Mind/Body Work and Recovery
By: Tim Franz, Tai Chi Teacher & Yogi
My name is Tim and I am in recovery and have been going on 36 years. So, what does this have to do with Yoga? Keep reading and you’ll find out.
First, I am just a guy that struggled with a hopeless condition of mind and body. Farfetched, not in the least. That’s what happens to the soul when reliance on a substance becomes dominant. Many of us quite willingly volunteer to sell our souls to a wide variety of things, just to change reality. Fortunately, I found a way out, one day at a time.
Way back in the day, I poured a depressant into my body daily because it changed me and how I dealt with the world. My fears and self-doubts were washed away. It did for me what I could not do for myself. I followed the call almost to a coffin or urn on the mantle.
Back then I did not know about depression and all that it entails. Pouring alcohol on top of it just made things worse. I explored self help remedies like Est and Lifespring. Going natural and eating better and taking vitamins didn’t help. I continued living on the bottom.
Then came a fork in the road and I took the one towards living and I turned myself over to a friend that had found the way.
So, I stopped drinking by not starting! However, I began to drink copious amounts of coffee and Coca Cola plus smoking innumerable cigarettes in a day. My mood did lift some, no doubt from the caffeine, and I lost a lot of weight. However, I was left with all the fears and doubts that plagued me before putting the plug in the jug. I felt like I was going to explode and sitting still was impossible. Constant upheaval ruled my life and then my mood began to sink and this time I FELT IT, ALL!
Hindsight is always 20/20 and as I reflect, I wish I had known about the mind/body connection. After all, I was trapped in a hopeless condition of mind and body. I didn’t realize they were connected.
After a period of being sober, I began to practice Tai Chi. It was amazing how it reduced tension and stress. Tai Chi is about re-directing or dissipating force, so I began to assume a Tai Chi attitude when faced with adversity. This means I was able to meet it with calmness while either redirecting it or dissipating the stress. However, Tai Chi over time, while very beneficial, began to lose the body strengthening impact, which I wanted.
So here is where Yoga comes in. I started Yoga at 34 years sober. I wish I would have discovered it many years ago. I often feel like I have had a 90-minute massage after an hour of Yoga. My body is relaxed, and my mind is calm.
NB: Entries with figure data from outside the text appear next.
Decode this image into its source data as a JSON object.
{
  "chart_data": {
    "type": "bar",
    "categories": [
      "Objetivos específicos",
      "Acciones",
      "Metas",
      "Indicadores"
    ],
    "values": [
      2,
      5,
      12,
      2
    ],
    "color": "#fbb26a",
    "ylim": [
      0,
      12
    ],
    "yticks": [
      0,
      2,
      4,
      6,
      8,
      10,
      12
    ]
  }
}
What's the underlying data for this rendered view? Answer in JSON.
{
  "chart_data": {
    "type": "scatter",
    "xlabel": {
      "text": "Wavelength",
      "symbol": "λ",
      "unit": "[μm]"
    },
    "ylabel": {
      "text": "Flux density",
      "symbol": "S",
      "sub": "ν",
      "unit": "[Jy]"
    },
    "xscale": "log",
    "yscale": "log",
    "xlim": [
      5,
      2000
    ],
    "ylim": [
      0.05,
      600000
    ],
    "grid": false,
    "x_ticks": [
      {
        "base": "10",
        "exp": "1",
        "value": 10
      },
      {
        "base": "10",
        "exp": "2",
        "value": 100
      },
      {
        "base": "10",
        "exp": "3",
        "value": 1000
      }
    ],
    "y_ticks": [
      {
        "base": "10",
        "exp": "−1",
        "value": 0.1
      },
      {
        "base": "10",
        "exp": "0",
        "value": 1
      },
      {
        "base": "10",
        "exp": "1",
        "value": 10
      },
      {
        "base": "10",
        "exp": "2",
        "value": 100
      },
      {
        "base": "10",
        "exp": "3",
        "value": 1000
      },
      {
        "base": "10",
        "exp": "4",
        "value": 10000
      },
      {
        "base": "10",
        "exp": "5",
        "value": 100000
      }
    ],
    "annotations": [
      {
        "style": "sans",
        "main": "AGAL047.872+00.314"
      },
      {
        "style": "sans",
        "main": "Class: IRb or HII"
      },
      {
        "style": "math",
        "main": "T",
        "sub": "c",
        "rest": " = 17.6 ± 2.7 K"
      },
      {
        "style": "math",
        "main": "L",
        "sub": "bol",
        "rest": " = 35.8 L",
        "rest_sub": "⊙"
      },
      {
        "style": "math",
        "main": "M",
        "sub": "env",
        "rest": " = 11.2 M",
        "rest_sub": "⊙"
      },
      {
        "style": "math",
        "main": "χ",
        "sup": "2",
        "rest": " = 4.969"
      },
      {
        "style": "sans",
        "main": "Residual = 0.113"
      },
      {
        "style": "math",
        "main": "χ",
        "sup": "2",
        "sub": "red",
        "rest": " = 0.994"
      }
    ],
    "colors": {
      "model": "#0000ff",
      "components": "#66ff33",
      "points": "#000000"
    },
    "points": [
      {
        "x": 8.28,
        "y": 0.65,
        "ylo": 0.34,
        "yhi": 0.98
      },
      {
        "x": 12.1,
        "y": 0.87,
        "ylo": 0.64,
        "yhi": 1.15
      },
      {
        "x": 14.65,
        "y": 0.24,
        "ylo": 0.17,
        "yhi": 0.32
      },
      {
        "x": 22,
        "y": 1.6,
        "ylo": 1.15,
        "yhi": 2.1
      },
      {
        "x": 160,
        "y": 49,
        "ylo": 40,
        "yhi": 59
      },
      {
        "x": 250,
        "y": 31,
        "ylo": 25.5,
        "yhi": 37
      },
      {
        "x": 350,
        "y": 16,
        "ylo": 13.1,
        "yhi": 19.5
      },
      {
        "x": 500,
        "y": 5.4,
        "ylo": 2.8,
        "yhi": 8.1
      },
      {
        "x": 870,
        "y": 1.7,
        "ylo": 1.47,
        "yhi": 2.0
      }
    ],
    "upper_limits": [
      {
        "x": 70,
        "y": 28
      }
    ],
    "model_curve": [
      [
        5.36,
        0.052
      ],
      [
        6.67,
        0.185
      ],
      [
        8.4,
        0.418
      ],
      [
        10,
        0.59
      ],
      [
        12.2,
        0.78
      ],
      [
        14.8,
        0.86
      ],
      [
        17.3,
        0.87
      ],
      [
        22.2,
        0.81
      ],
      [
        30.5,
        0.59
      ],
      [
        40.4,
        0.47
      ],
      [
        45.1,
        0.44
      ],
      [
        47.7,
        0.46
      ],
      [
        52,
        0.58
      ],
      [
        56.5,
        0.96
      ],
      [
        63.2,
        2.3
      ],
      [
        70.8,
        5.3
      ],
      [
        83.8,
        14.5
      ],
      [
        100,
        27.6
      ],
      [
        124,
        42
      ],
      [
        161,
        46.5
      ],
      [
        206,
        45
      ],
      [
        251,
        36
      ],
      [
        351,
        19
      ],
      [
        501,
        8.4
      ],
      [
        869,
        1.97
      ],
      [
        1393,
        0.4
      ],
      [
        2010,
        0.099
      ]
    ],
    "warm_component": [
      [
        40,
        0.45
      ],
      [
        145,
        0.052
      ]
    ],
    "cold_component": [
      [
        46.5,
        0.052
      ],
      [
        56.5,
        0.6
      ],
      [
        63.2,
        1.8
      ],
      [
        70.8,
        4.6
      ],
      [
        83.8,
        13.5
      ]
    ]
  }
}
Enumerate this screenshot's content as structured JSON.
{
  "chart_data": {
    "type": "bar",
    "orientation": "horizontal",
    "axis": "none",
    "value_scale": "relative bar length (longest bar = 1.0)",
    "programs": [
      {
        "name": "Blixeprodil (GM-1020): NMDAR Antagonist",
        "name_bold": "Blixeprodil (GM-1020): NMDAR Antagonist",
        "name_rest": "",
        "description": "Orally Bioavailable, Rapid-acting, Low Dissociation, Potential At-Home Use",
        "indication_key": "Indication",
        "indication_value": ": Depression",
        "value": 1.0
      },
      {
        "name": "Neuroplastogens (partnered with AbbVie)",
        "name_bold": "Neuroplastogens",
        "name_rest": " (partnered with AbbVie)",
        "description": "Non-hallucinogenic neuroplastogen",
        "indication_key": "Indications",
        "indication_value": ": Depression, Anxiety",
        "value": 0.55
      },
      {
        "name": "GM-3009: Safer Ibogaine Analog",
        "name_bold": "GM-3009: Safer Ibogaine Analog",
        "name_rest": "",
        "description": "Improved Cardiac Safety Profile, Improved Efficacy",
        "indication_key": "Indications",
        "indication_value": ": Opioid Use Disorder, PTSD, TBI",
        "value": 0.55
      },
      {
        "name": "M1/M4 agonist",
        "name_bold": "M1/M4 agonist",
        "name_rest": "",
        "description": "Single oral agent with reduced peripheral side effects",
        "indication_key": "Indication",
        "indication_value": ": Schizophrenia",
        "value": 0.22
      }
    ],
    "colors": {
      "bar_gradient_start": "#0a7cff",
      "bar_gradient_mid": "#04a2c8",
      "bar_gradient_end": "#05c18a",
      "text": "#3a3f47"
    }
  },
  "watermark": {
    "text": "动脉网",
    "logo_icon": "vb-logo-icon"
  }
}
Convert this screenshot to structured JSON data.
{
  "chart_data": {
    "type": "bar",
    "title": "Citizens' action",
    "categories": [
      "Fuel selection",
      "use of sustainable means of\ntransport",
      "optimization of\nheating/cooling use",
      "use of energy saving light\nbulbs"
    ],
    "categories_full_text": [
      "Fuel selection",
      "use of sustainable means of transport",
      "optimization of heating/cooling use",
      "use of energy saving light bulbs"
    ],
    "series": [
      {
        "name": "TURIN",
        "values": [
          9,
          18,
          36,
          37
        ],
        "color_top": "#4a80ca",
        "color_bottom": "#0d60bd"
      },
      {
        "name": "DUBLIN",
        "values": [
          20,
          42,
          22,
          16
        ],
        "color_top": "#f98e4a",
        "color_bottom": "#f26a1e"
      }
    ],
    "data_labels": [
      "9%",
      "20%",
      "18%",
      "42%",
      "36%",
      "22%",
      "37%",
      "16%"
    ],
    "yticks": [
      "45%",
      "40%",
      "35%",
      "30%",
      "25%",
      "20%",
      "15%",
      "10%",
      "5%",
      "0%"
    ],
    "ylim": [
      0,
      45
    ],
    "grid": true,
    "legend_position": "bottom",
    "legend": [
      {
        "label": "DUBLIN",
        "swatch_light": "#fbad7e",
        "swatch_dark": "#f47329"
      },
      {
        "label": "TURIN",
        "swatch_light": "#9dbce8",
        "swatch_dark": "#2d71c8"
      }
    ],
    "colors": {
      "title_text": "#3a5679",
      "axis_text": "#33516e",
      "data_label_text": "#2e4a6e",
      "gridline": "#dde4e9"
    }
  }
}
The discipline works to heal the mind/body! The physical aspects are excellent to bleed off excess tension and stress and redefining the body, while heightening the mood and calming the mind. Not as instantly as substances do but, just as the impact of the substances multiply, the benefits of consistent and diligent practice of Yoga are accumulative.
I’ve come to believe that Yoga would be a wonderful adjunct to anyone in recovery. My Tai Chi practice improved greatly after taking up Yoga!
It is not unusual for those new to recovery to fall into a trap of consuming sugar (donuts, cake, candy or soft drinks) and highly caffeinated drinks. Like it or not, it is still self-medicating the feelings that begin to make themselves known. Afterall, it’s ok since you’re not drinking alcohol or using drugs! NOT!
It’s not OK because while the mind may improve as the result of the steps, the body often suffers. Healthy eating comes along with practicing Yoga and Tai Chi. Remember the body and mind are connected.
I am glad to see that the recovery industry is incorporating Yoga and Tai Chi into their regimens. Likewise, it’s good to see some Yogi’s are offering Yoga for recovery.
It’s just not newcomers to recovery that can benefit from Yoga! Nay, nay I say. Oldtimers can benefit too. Just go. If you know someone in recovery, invite them to go with you to a class. Namaste, ya’ll!